Embora o vídeo traga a preocupação legítima de que atualmente muitos médicos formados não têm a oportunidade de acesso a uma residência médica, incrivelmente tenta responsabilizar o governo Dilma e a gestão de Alexandre Padilha no Ministério da Saúde, omitindo que foi exatamente neste período que tivemos a maior expansão das vagas de residência médica e multiprofissional.

Foram os governos Temer e Bolsonaro que interromperam a expansão e avaliação da residência médica. Desafiamos a que se faça a comparação entre os três anos de Dilma/Padilha e os três anos de Temer/Bolsonaro em relação à ampliação e valorização da residência médica.

Outra omissão para quem defende a qualidade nos cursos de medicina: o Mais Médicos criou, na sua lei, a obrigação de uma avaliação nacional de dois em dois anos dos alunos de todas as escolas médicas do Brasil, como instrumento para aferir qualidade das instituições de ensino, podendo inclusive fechá-las com sanção.

Tal prova foi interrompida por Temer e Bolsonaro. Sobre isso, nenhuma palavra do representante do CFM. Durante a tramitação da medida provisória do Médicos pelo Brasil, apresentamos emenda para que a avaliação fosse retomada e o governo Bolsonaro foi contra, derrotando-a.

O mesmo em relação à carreira médica. No lançamento da medida provisória, os médicos foram enganados pelo governo Bolsonaro sobre a criação da sonhada carreira médica.
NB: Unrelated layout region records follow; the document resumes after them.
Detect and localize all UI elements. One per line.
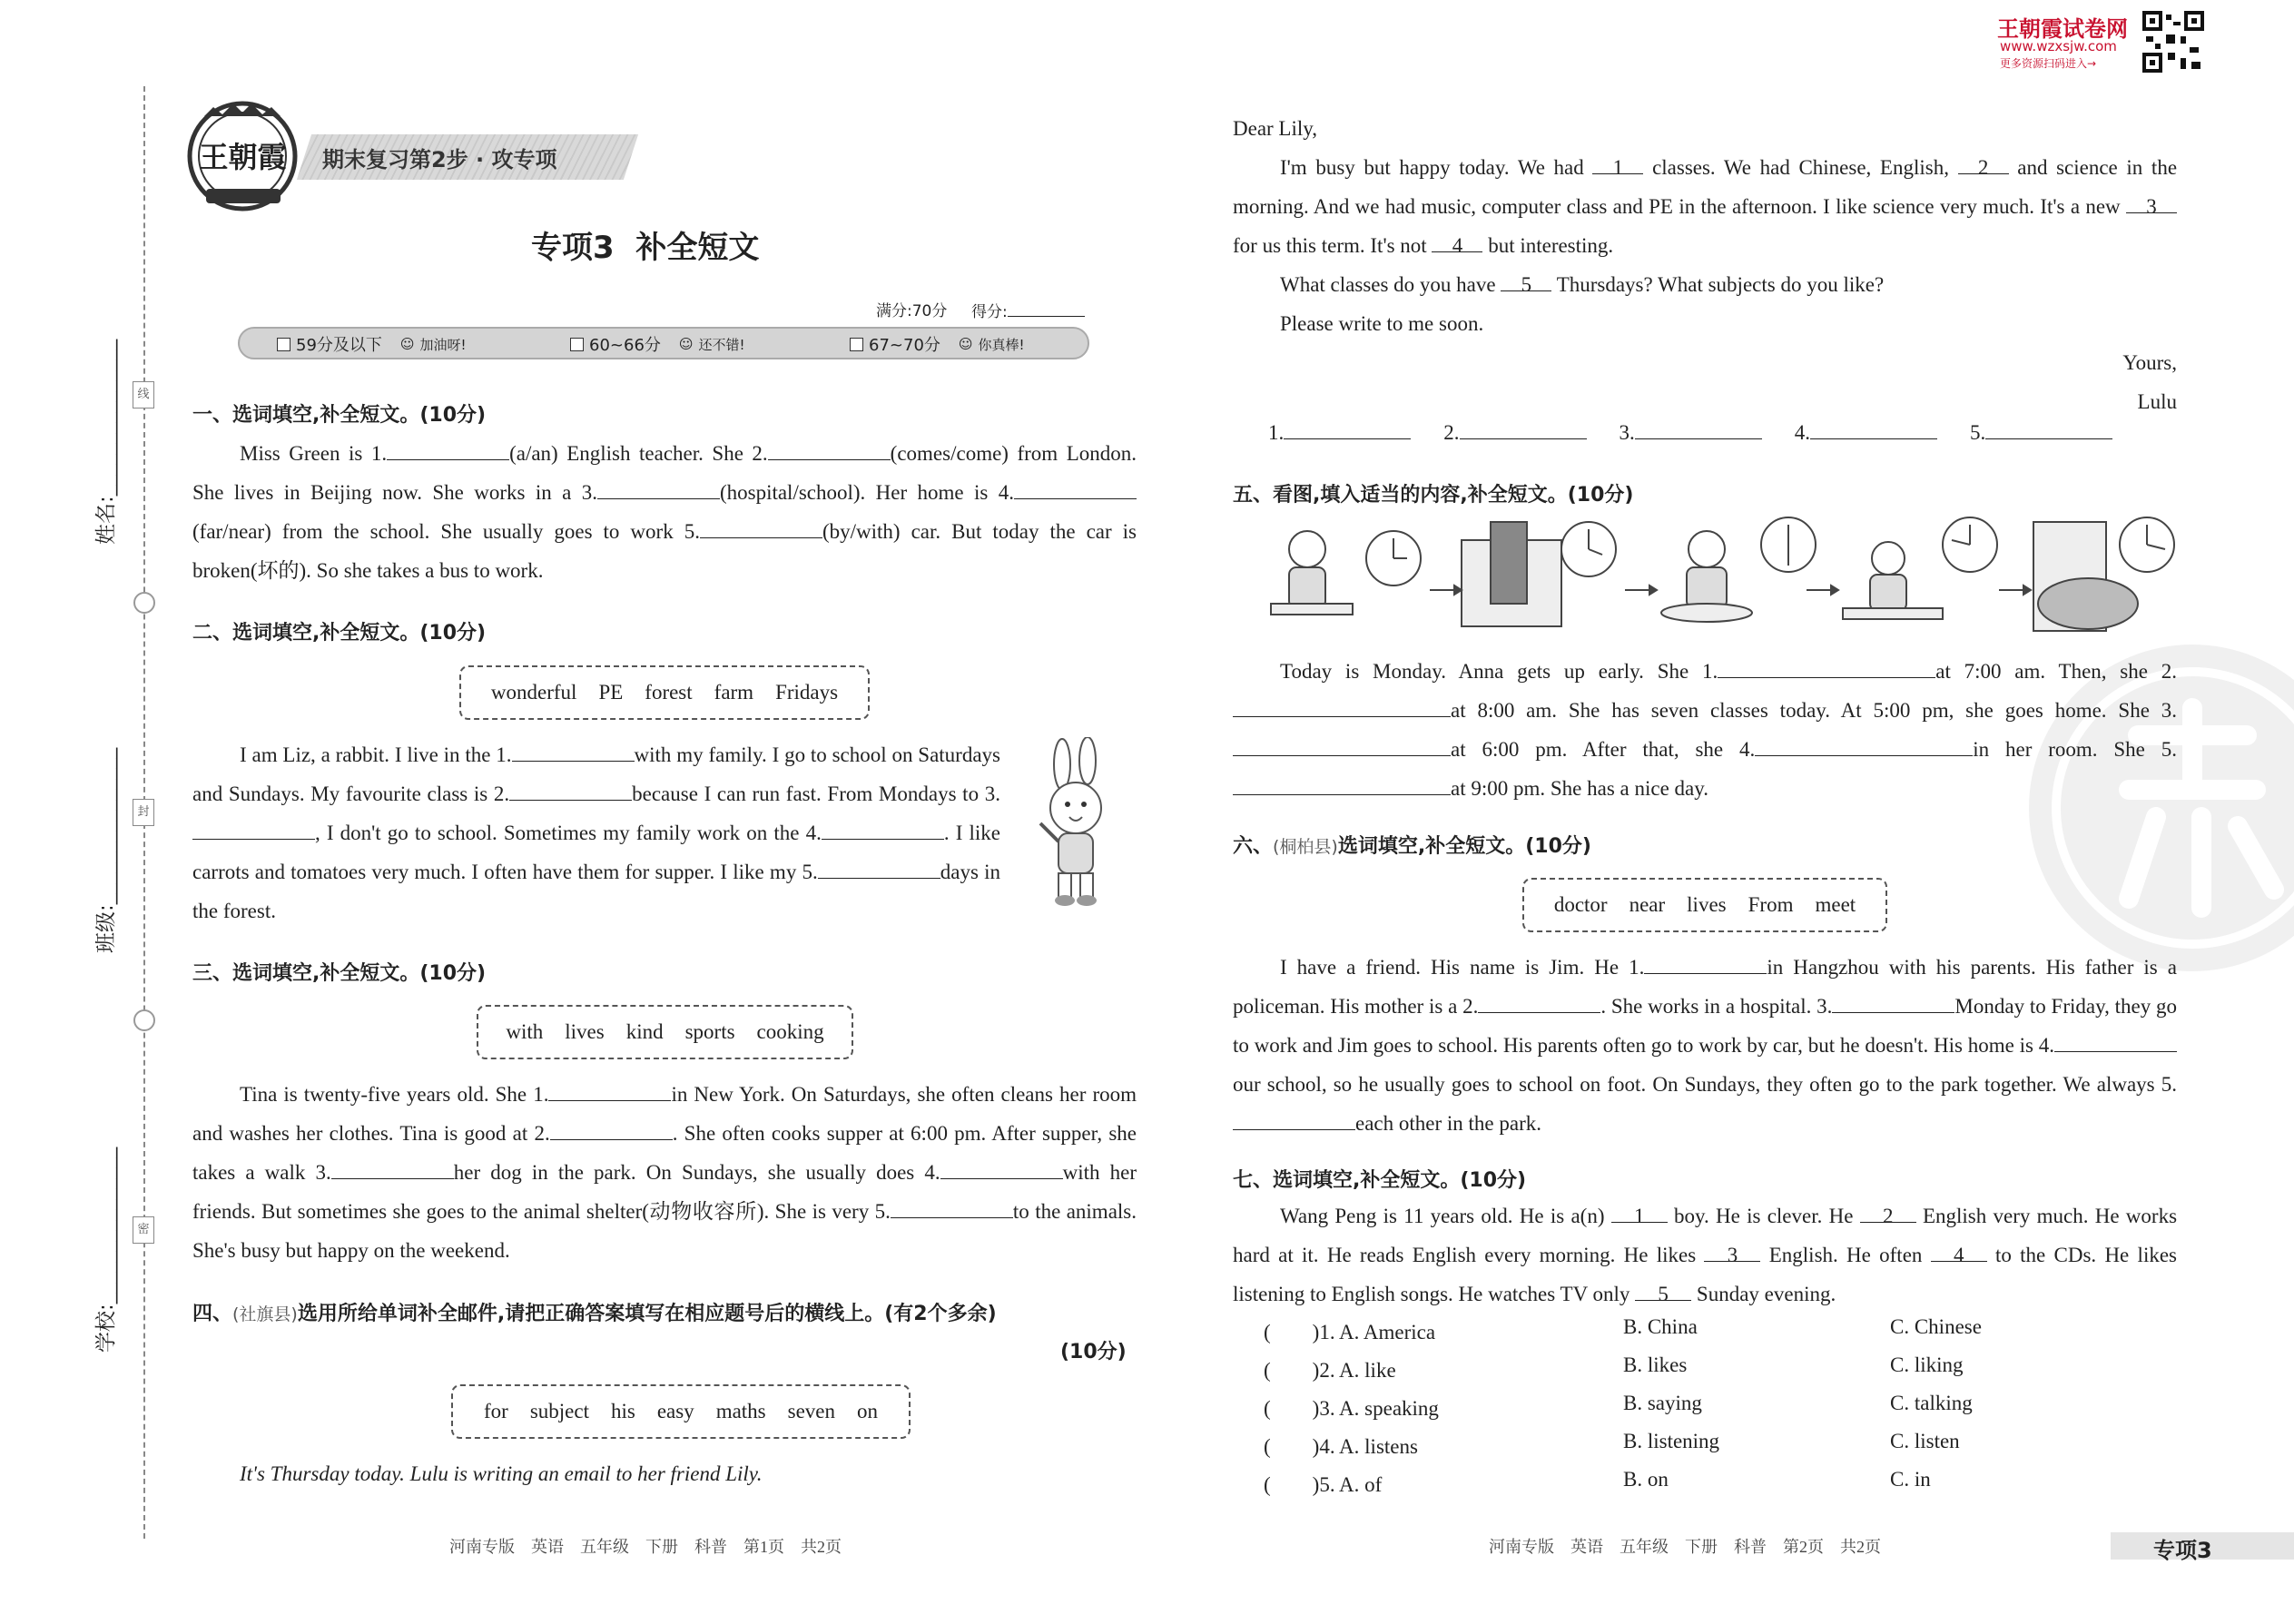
section-7-passage: Wang Peng is 11 years old. He is a(n) 1 boy. He is clever. He 2 English very much. He works hard at it. He reads English every morning. He likes 3 English. He often 4 to the CDs. He likes listening to English songs. He watches TV only 5 Sunday evening. xyxy=(1233,1196,2177,1314)
smile-icon: ☺ xyxy=(678,336,694,352)
email-letter: Dear Lily, I'm busy but happy today. We had 1 classes. We had Chinese, English, 2 and science in the morning. And we had music, computer class and PE in the afternoon. I like science very much. It's a new 3 for us this term. It's not 4 but interesting. What classes do you have 5 Thursdays? What subjects do you like? Please write to me soon. Yours, Lulu xyxy=(1233,109,2177,421)
score-full: 满分:70分 xyxy=(876,302,948,320)
section-5-passage: Today is Monday. Anna gets up early. She 1. at 7:00 am. Then, she 2.at 8:00 am. She has seven classes today. At 5:00 pm, she goes home. She 3.at 6:00 pm. After that, she 4. in her room. She 5.at 9:00 pm. She has a nice day. xyxy=(1233,652,2177,808)
blank-4[interactable] xyxy=(2054,1026,2177,1052)
section-5-title: 五、看图,填入适当的内容,补全短文。(10分) xyxy=(1233,484,1634,507)
word-bank-6 xyxy=(1522,878,1887,932)
section-7-title: 七、选词填空,补全短文。(10分) xyxy=(1233,1169,1527,1192)
section-3-passage: Tina is twenty-five years old. She 1. in New York. On Saturdays, she often cleans her room and washes her clothes. Tina is good at 2. . She often cooks supper at 6:00 pm. After supper, she takes a walk 3. her dog in the park. On Sundays, she usually does 4. with her friends. But sometimes she goes to the animal shelter(动物收容所). She is very 5. to the animals. She's busy but happy on the weekend. xyxy=(192,1075,1137,1270)
rating-option-1[interactable]: 59分及以下 ☺ 加油呀! xyxy=(277,332,467,356)
blank-2[interactable]: 2 xyxy=(1860,1196,1916,1223)
blank-5[interactable] xyxy=(700,512,822,538)
word: Fridays xyxy=(775,681,839,704)
section-6-passage: I have a friend. His name is Jim. He 1. in Hangzhou with his parents. His father is a policeman. His mother is a 2. . She works in a hospital. 3. Monday to Friday, they go to work and Jim goes to school. His parents often go to work by car, but he doesn't. His home is 4.our school, so he usually goes to school on foot. On Sundays, they often go to the park together. We always 5.each other in the park. xyxy=(1233,948,2177,1143)
section-1-passage: Miss Green is 1. (a/an) English teacher. She 2. (comes/come) from London. She lives in Beijing now. She works in a 3. (hospital/school). Her home is 4.(far/near) from the school. She usually goes to work 5. (by/with) car. But today the car is broken(坏的). So she takes a bus to work. xyxy=(192,434,1137,590)
section-2-passage: I am Liz, a rabbit. I live in the 1. with my family. I go to school on Saturdays and Sundays. My favourite class is 2. because I can run fast. From Mondays to 3., I don't go to school. Sometimes my family work on the 4. . I like carrots and tomatoes very much. I often have them for supper. I like my 5. days in the forest. xyxy=(192,735,1000,930)
rating-option-3[interactable]: 67~70分 ☺ 你真棒! xyxy=(850,332,1025,356)
binding-hole-2 xyxy=(133,1009,155,1031)
word: doctor xyxy=(1553,893,1608,916)
section-4-title: 四、(社旗县)选用所给单词补全邮件,请把正确答案填写在相应题号后的横线上。(有2个多余) xyxy=(192,1303,997,1325)
blank-3[interactable] xyxy=(331,1153,454,1179)
blank-5[interactable] xyxy=(818,852,940,879)
blank-1[interactable] xyxy=(512,735,635,762)
word-bank-2 xyxy=(459,665,870,720)
blank-2[interactable] xyxy=(768,434,891,460)
checkbox[interactable] xyxy=(850,338,863,351)
checkbox[interactable] xyxy=(570,338,584,351)
blank-2[interactable] xyxy=(1233,691,1451,717)
word: on xyxy=(857,1400,879,1422)
site-url[interactable]: www.wzxsjw.com xyxy=(2000,38,2117,54)
brand-logo xyxy=(186,100,300,213)
rating-option-2[interactable]: 60~66分 ☺ 还不错! xyxy=(570,332,745,356)
word: farm xyxy=(714,681,754,704)
answer-blank-3[interactable] xyxy=(1635,413,1762,439)
blank-1[interactable]: 1 xyxy=(1592,148,1643,174)
answer-blank-5[interactable] xyxy=(1985,413,2112,439)
picture-sequence xyxy=(1253,513,2188,640)
banner-text: 期末复习第2步 · 攻专项 xyxy=(322,147,557,172)
word: his xyxy=(610,1400,635,1422)
word: lives xyxy=(565,1020,605,1043)
checkbox[interactable] xyxy=(277,338,290,351)
blank-1[interactable] xyxy=(1644,948,1767,974)
footer-right: 河南专版 英语 五年级 下册 科普 第2页 共2页 xyxy=(1489,1538,1881,1556)
word: meet xyxy=(1815,893,1856,916)
binding-hole-1 xyxy=(133,592,155,614)
score-got: 得分: xyxy=(971,298,1085,321)
seal-mark-line: 线 xyxy=(133,381,154,408)
answer-blank-1[interactable] xyxy=(1284,413,1411,439)
blank-2[interactable]: 2 xyxy=(1958,148,2009,174)
word: near xyxy=(1629,893,1666,916)
answer-blank-4[interactable] xyxy=(1810,413,1937,439)
blank-3[interactable] xyxy=(597,473,720,499)
site-tip: 更多资源扫码进入→ xyxy=(2000,57,2097,70)
blank-2[interactable] xyxy=(1478,987,1600,1013)
word: lives xyxy=(1687,893,1727,916)
word: for xyxy=(483,1400,508,1422)
answer-row-4: 1. 2. 3. 4. 5. xyxy=(1268,413,2176,452)
seal-mark-secret: 密 xyxy=(133,1216,154,1244)
logo-text: 王朝霞 xyxy=(199,140,287,174)
blank-4[interactable] xyxy=(940,1153,1063,1179)
blank-4[interactable] xyxy=(822,813,944,840)
word: cooking xyxy=(756,1020,824,1043)
qr-code-icon[interactable] xyxy=(2142,11,2215,73)
word: seven xyxy=(787,1400,836,1422)
blank-5[interactable] xyxy=(1233,769,1451,795)
blank-2[interactable] xyxy=(509,774,632,801)
section-2-title: 二、选词填空,补全短文。(10分) xyxy=(192,622,487,645)
blank-1[interactable] xyxy=(1718,652,1935,678)
word: maths xyxy=(715,1400,766,1422)
site-name: 王朝霞试卷网 xyxy=(1997,16,2128,42)
word: subject xyxy=(529,1400,589,1422)
word: kind xyxy=(625,1020,664,1043)
section-1-title: 一、选词填空,补全短文。(10分) xyxy=(192,404,487,427)
word: PE xyxy=(598,681,624,704)
word: easy xyxy=(656,1400,694,1422)
word: sports xyxy=(684,1020,735,1043)
blank-1[interactable] xyxy=(548,1075,671,1101)
email-signature: Lulu xyxy=(2137,390,2177,413)
footer-tag: 专项3 xyxy=(2153,1538,2212,1563)
seal-mark-seal: 封 xyxy=(133,799,154,826)
blank-1[interactable] xyxy=(387,434,509,460)
word: with xyxy=(506,1020,544,1043)
word: From xyxy=(1748,893,1794,916)
blank-3[interactable] xyxy=(1233,730,1451,756)
class-label: 班级:_______________ xyxy=(94,747,118,953)
word: wonderful xyxy=(490,681,577,704)
blank-5[interactable]: 5 xyxy=(1635,1275,1691,1301)
smile-icon: ☺ xyxy=(399,336,415,352)
word-bank-3 xyxy=(477,1005,853,1059)
blank-3[interactable]: 3 xyxy=(1704,1235,1760,1262)
answer-blank-2[interactable] xyxy=(1460,413,1587,439)
word-bank-4 xyxy=(451,1384,911,1439)
section-4-intro: It's Thursday today. Lulu is writing an email to her friend Lily. xyxy=(240,1462,763,1485)
footer-left: 河南专版 英语 五年级 下册 科普 第1页 共2页 xyxy=(449,1538,842,1556)
blank-5[interactable] xyxy=(891,1192,1013,1218)
blank-2[interactable] xyxy=(550,1114,673,1140)
blank-4[interactable]: 4 xyxy=(1432,226,1482,252)
rabbit-illustration xyxy=(1035,737,1117,910)
section-6-title: 六、(桐柏县)选词填空,补全短文。(10分) xyxy=(1233,835,1591,858)
section-3-title: 三、选词填空,补全短文。(10分) xyxy=(192,962,487,985)
blank-5[interactable]: 5 xyxy=(1501,265,1551,291)
smile-icon: ☺ xyxy=(958,336,973,352)
name-label: 姓名:_______________ xyxy=(94,339,118,545)
blank-3[interactable]: 3 xyxy=(2126,187,2177,213)
section-4-score: (10分) xyxy=(1060,1341,1127,1363)
blank-5[interactable] xyxy=(1233,1104,1355,1130)
blank-4[interactable] xyxy=(1014,473,1137,499)
word: forest xyxy=(645,681,693,704)
email-closing: Yours, xyxy=(2122,351,2177,374)
blank-4[interactable] xyxy=(1755,730,1973,756)
blank-3[interactable] xyxy=(192,813,315,840)
blank-4[interactable]: 4 xyxy=(1931,1235,1987,1262)
school-label: 学校:_______________ xyxy=(94,1147,118,1353)
email-greeting: Dear Lily, xyxy=(1233,117,1318,140)
blank-1[interactable]: 1 xyxy=(1611,1196,1668,1223)
blank-3[interactable] xyxy=(1832,987,1954,1013)
page-title: 专项3 补全短文 xyxy=(531,230,760,266)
Ao longo da tramitação da MP, foi a oposição que defendeu propostas de carreiras, todas elas derrotadas pelo governo Bolsonaro.

Interessante que a mentira do Planalto agora, no anúncio de criação da carreira, sequer foi questionada pelo representante do CFM, em uma demonstração de adesismo ao governo, inadmissível para uma entidade que busca representar todos os médicos e médicas.

O presidente do CFM não cita que quem apresentou a proposta de transferir o Revalida para as universidades particulares foi o ministro da Educação do atual governo,
na comissão especial da medida provisória Médicos pelo Brasil. Coube aos parlamentares de oposição reduzir os danos, estabelecendo no texto que a prova fosse coordenada em todos os seus passos pelo MEC, com obrigatório acompanhamento do CFM, permitindo a participação de universidades privadas apenas na segunda fase, também sob coordenação do MEC.

Infelizmente, o presidente do CFM utiliza de uma prática recorrente do bolsonarismo: culpar nossa gestão no governo federal para justificar a incapacidade do atual governo de solucionar a falta médicos nas regiões mais vulneráveis do país, esconder as medidas que destroem o SUS como a restrição financeira com a EC 95, os indicadores de aumento de mortalidade e reemergência de surtos de doenças imunopreveníveis, além da destruição de políticas construídas por décadas, por vários governos, ao longo da implantação do SUS.